Hizzoner invoked his father’s own spiral of addiction to tobacco and alcohol — which the mayor noted are different than pot — in explaining his cautious approach to legalization.
“Because I saw someone victimized by the tobacco industry, I can tell you over my dead body will big corporate marijuana do that to New Yorkers,” the mayor said at an upper Manhattan press conference where he released a report with recommendations for how weed should be legalized by the state.
“You can’t take addiction lightly when you’ve seen it,” he added. “You just can’t.”
The mayor drilled home the point that he would work to prevent the budding industry from becoming a cash cow for corporate America, and insisted that minorities who suffered the most from enforcement must reap the greatest rewards.
De Blasio said he hasn’t smoked pot himself since college.
But the mayor’s role in legalization of marijuana is minimal because it’s an issue that’s governed by state law.
His advocacy comes just days after Gov.
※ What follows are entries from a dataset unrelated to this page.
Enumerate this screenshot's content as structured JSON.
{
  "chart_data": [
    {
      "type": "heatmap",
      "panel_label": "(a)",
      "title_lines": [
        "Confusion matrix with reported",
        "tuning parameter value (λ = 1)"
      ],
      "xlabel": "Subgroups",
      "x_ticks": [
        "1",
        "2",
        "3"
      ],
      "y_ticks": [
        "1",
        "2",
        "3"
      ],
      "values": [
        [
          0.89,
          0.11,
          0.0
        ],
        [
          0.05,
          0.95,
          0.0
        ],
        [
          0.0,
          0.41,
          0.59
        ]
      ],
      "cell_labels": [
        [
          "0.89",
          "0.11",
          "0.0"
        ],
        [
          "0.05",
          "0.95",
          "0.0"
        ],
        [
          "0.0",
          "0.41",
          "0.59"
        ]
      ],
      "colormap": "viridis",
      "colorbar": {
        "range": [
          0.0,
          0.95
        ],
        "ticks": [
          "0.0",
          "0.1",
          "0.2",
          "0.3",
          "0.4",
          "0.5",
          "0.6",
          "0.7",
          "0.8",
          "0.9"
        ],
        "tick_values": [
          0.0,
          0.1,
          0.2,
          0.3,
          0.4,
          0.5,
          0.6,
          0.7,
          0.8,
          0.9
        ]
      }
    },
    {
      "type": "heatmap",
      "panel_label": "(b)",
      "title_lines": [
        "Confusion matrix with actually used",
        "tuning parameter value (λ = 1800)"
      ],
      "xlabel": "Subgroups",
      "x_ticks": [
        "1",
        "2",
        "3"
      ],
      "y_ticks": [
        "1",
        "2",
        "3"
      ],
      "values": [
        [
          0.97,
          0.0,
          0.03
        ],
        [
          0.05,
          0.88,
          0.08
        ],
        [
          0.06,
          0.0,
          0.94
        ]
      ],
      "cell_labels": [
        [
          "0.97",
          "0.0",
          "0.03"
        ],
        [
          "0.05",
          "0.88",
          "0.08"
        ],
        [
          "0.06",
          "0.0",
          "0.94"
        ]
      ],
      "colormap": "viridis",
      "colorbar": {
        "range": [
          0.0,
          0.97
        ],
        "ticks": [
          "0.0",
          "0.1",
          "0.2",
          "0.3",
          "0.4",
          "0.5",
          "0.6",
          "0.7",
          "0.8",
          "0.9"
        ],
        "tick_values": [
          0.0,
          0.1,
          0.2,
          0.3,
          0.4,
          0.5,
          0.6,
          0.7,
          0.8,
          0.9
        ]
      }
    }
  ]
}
Andrew Cuomo said he wants the state Legislature to make recreational pot legal in New York in 2019.
Among the recommendations in the report issued by a task force that de Blasio convened in July are to expunge past convictions for marijuana-related offenses, set the minimum age at 21 and prohibit smoking pot in public.
The review also sought to ensure that black and Hispanic communities get a significant leg up in the marijuana industry rather than allow sales to be monopolized by giant corporations.
City Council member Ydanis Rodriguez hailed the moment as a significant break from the disparate enforcement of marijuana-related offenses over the years — which mostly targeted black and Hispanic smokers for arrests or summonses.
“Marijuana has been practically legal for the upper class,” Rodriguez said. “Unless you’re black and Latino and poor, you will never understand the importance of this day today.”
The mayor’s evolution on legalization — something he formerly opposed — came in response to assurances from cities and states where it’s already become legal that the health and safety impacts were limited.
His wife, Chirlane McCray, who has expressed support for legalization, also influenced his opinion, aides said.
In January, de Blasio had told WNYC radio he was “skeptical” about legalization, but added that he was willing to study the matter.